Il nostro lavoro di raccolta fondi per i progetti è sempre stato strettamente associato a un accompagnamento dei percorsi di consapevolezza e riscatto relativi ai meccanismi di oppressione, a livello psico-sociale e culturale ma anche storico e politico, e all’interrogarci rispetto alle dinamiche internazionali, una ricerca che abbiamo avuto il privilegio di condividere alla pari con le nostre partner afghane. Ci siamo riconosciute reciprocamente sempre più profondamente connesse all’interno di uno stesso sistema globale di oppressione, pur collocandoci in luoghi apparentemente lontani e ben diversi. E abbiamo potuto toccare con mano come la lotta per i diritti universali, spesso a loro negati totalmente, fosse drammaticamente necessaria anche a noi per rendere effettivi quegli stessi diritti che anche nel nostro territorio vediamo così spesso e gravemente preclusi a molte donne, come anche ad altre categorie di persone, ad esempio i migranti. Ci siamo accorte che senza una lotta costante e radicale, tutte le conquiste delle generazioni precedenti sono a rischio di venire spazzate via anche qui da noi, proprio come è accaduto sotto i nostri occhi lo scorso agosto in Afghanistan con i fragili passi avanti realizzati negli ultimi 20 anni rispetto ai diritti delle donne.

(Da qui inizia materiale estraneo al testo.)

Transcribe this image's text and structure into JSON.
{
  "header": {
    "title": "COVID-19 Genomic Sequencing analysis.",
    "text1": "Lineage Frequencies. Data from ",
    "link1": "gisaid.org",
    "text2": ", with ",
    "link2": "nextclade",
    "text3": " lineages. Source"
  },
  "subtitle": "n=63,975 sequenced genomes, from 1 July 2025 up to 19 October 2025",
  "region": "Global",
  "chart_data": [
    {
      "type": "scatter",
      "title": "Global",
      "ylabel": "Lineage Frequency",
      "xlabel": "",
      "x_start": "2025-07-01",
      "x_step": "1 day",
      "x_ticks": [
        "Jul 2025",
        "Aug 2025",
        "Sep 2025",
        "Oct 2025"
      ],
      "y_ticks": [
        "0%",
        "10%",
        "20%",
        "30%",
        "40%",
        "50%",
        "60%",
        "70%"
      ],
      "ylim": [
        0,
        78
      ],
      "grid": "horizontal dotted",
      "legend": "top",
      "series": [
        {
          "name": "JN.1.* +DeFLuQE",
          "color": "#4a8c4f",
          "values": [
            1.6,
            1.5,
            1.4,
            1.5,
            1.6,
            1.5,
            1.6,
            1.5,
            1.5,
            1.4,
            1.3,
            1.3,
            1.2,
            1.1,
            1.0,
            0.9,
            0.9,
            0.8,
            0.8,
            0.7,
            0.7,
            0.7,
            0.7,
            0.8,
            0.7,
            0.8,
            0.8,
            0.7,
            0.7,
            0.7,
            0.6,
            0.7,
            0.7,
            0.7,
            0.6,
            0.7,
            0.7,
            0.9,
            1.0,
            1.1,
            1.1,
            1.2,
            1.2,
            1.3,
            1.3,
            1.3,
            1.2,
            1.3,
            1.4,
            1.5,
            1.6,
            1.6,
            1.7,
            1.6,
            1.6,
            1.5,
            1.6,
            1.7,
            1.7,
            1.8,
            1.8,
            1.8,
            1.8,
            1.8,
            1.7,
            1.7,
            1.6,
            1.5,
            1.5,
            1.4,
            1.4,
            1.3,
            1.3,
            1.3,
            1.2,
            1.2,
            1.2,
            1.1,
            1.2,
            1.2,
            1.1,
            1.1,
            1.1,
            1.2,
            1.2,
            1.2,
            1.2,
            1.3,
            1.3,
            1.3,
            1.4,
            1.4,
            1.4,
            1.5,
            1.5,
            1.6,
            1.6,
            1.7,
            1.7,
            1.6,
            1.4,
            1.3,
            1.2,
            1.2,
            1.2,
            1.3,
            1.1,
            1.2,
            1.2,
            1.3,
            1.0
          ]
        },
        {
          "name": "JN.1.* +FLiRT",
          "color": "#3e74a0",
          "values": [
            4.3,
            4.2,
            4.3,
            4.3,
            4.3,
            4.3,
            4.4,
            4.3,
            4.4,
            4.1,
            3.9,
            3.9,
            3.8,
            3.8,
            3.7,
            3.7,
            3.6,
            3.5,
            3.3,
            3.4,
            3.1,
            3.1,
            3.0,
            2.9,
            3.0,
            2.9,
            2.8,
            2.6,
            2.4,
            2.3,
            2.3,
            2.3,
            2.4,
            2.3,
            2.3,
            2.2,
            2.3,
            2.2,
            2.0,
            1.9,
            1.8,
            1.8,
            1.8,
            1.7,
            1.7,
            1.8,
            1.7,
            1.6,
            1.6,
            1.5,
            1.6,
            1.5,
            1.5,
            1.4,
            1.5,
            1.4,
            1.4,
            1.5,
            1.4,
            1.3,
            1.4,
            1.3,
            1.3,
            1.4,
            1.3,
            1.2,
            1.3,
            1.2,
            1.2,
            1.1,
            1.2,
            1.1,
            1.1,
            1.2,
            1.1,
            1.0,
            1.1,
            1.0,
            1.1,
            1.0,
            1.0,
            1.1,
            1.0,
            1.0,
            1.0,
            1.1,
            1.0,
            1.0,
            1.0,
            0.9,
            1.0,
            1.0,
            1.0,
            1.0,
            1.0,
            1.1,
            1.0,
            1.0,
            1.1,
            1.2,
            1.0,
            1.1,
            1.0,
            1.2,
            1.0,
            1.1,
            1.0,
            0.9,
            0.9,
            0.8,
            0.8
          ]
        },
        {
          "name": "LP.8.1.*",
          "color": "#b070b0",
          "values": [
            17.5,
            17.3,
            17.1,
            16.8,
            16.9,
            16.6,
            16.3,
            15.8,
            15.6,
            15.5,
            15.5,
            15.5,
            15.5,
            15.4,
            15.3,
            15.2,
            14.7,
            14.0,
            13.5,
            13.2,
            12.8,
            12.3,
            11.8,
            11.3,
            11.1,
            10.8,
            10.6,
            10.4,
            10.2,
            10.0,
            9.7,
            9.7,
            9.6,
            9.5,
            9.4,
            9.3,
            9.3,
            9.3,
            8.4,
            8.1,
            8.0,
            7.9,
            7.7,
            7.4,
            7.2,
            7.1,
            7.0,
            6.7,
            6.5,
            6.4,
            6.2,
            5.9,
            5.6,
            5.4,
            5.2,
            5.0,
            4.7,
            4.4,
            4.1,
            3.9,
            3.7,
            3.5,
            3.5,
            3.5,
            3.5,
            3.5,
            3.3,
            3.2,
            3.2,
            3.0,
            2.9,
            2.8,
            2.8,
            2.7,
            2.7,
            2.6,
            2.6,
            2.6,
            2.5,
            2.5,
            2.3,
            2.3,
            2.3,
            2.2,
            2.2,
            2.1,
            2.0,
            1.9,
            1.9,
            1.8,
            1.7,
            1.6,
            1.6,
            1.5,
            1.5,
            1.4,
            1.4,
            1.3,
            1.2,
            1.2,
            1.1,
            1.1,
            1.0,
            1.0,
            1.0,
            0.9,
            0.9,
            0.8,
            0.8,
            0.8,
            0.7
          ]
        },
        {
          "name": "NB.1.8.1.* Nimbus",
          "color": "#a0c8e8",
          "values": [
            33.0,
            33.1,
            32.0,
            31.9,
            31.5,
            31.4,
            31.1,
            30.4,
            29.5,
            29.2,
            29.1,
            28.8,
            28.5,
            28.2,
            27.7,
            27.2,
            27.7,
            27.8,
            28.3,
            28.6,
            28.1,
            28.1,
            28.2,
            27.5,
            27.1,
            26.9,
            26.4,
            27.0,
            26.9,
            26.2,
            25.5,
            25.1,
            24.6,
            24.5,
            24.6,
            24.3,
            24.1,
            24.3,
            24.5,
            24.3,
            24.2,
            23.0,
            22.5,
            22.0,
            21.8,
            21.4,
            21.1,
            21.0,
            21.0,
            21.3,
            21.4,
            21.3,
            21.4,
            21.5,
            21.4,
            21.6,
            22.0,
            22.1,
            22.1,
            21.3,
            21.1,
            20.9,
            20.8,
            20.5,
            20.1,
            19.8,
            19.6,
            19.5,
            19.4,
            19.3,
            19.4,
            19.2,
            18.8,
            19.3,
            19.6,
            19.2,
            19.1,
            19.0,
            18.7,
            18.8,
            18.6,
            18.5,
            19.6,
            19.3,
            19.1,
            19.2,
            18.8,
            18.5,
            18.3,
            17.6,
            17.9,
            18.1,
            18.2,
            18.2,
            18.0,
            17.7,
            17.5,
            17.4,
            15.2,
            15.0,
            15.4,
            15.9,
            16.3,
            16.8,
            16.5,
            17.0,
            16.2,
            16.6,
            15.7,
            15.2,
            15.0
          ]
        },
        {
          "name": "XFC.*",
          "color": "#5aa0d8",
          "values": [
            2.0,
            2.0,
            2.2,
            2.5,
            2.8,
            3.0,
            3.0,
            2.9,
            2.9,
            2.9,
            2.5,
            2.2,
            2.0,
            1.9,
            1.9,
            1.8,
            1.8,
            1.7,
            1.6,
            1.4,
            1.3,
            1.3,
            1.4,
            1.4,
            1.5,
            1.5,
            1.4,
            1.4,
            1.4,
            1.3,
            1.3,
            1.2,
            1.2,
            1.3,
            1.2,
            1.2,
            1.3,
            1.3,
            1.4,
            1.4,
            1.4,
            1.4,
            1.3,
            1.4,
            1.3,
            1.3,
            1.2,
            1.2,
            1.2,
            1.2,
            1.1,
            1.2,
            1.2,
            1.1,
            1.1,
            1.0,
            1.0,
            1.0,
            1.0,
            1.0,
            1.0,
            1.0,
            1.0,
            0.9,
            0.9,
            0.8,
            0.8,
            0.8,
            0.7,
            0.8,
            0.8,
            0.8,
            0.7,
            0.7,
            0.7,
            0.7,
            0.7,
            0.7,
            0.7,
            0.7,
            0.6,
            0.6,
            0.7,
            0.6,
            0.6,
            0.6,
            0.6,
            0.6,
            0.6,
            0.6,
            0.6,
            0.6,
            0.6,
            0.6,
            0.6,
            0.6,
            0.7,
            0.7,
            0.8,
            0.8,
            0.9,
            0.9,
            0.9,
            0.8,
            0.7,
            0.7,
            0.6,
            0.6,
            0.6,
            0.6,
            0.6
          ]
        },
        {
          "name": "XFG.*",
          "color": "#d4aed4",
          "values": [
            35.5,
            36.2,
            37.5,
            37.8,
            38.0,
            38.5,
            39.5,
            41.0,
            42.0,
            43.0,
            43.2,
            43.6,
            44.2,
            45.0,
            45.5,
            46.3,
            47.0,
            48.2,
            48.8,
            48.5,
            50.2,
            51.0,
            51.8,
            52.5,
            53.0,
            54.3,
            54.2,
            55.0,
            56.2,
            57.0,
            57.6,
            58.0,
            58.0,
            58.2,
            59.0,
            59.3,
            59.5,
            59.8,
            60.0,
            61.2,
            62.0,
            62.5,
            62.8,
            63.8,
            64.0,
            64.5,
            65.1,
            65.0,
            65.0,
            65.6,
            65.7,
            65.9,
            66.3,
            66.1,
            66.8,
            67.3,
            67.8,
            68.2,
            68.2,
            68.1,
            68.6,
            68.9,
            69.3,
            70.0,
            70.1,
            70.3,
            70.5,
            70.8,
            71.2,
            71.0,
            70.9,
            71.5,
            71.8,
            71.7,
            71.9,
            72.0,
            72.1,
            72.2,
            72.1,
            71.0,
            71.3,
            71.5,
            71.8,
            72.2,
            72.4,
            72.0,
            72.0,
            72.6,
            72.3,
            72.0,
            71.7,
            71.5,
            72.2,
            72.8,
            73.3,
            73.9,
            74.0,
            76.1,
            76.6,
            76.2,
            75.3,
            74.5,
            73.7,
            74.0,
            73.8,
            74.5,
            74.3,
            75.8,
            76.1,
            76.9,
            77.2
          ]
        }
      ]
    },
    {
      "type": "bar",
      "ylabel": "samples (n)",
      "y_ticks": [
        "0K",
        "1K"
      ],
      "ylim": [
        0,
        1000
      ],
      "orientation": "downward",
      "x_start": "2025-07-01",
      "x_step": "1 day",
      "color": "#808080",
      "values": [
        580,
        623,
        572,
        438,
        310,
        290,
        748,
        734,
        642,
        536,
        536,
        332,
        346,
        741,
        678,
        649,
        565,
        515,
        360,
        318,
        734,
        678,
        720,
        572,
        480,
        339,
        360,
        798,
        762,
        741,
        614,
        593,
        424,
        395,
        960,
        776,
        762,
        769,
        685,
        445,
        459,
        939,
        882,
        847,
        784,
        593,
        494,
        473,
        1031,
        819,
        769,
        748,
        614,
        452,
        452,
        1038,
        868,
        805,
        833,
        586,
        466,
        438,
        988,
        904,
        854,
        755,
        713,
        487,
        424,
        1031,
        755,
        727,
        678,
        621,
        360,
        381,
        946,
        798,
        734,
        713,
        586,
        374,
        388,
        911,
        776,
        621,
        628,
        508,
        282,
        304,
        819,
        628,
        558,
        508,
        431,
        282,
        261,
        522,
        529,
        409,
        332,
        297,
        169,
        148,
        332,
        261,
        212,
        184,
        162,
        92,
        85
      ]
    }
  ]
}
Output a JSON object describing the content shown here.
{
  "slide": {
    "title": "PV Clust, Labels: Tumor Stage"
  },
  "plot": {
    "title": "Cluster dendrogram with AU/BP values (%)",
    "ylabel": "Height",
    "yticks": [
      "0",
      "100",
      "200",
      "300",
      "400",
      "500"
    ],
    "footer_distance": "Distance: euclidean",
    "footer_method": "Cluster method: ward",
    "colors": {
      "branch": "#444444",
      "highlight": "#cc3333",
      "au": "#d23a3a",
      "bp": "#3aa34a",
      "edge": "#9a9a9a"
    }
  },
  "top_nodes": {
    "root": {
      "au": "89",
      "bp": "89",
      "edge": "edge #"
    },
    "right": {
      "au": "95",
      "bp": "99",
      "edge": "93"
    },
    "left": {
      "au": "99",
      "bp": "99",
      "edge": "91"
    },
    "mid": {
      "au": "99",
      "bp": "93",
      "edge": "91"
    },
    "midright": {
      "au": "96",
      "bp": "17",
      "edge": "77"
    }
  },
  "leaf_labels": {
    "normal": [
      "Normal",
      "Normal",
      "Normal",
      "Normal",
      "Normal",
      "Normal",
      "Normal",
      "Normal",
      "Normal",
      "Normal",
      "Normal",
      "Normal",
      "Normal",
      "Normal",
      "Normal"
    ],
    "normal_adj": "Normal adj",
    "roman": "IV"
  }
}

Qual è oggi la situazione rispetto al diritto allo studio delle donne afghane?
Negli ultimi 20 anni l’Occidente ha propagandato l’accesso all’istruzione per le ragazze afghane come un proprio successo, un risultato dell’occupazione militare Nato che avrebbe dovuto liberare le donne afghane dal regime oscurantista dei talebani. Purtroppo le cose non stavano così: l’analfabetismo femminile, prima del ritorno dei talebani al potere, era ancora dell’87%, un dato sconcertante specie considerando che l’occupazione Nato è costata complessivamente ben mille miliardi di dollari. La possibilità di studiare ha riguardato solo una esigua minoranza. E questo benché, come abbiamo potuto constatare ininterrottamente in 20 anni, il desiderio di studiare fosse radicatissimo tra le donne, persino nelle condizioni di estrema miseria nei campi di sfollati interni, tanto che l’alfabetizzazione è rimasta sempre la priorità nell’azione di Rawa e delle associazioni afghane con cui abbiamo avuto rapporti.
Adesso però, con il ritorno al potere dei talebani, anche quei minimi spazi di emancipazione attraverso lo studio che si erano aperti almeno nelle principali città, si sono richiusi brutalmente per le donne. Oltre la classe sesta le bambine non sono ammesse a scuola. Il 23 marzo scorso avrebbero dovuto riprendere le lezioni, ma dopo un paio d’ore è arrivato l’ordine di rimandare tutte le studentesse a casa. L’apertura che i talebani avevano annunciato, probabilmente allo scopo di mostrare una facciata più presentabile alla comunità internazionale per ottenere fondi e riconoscimento diplomatico, è stata precipitosamente smentita.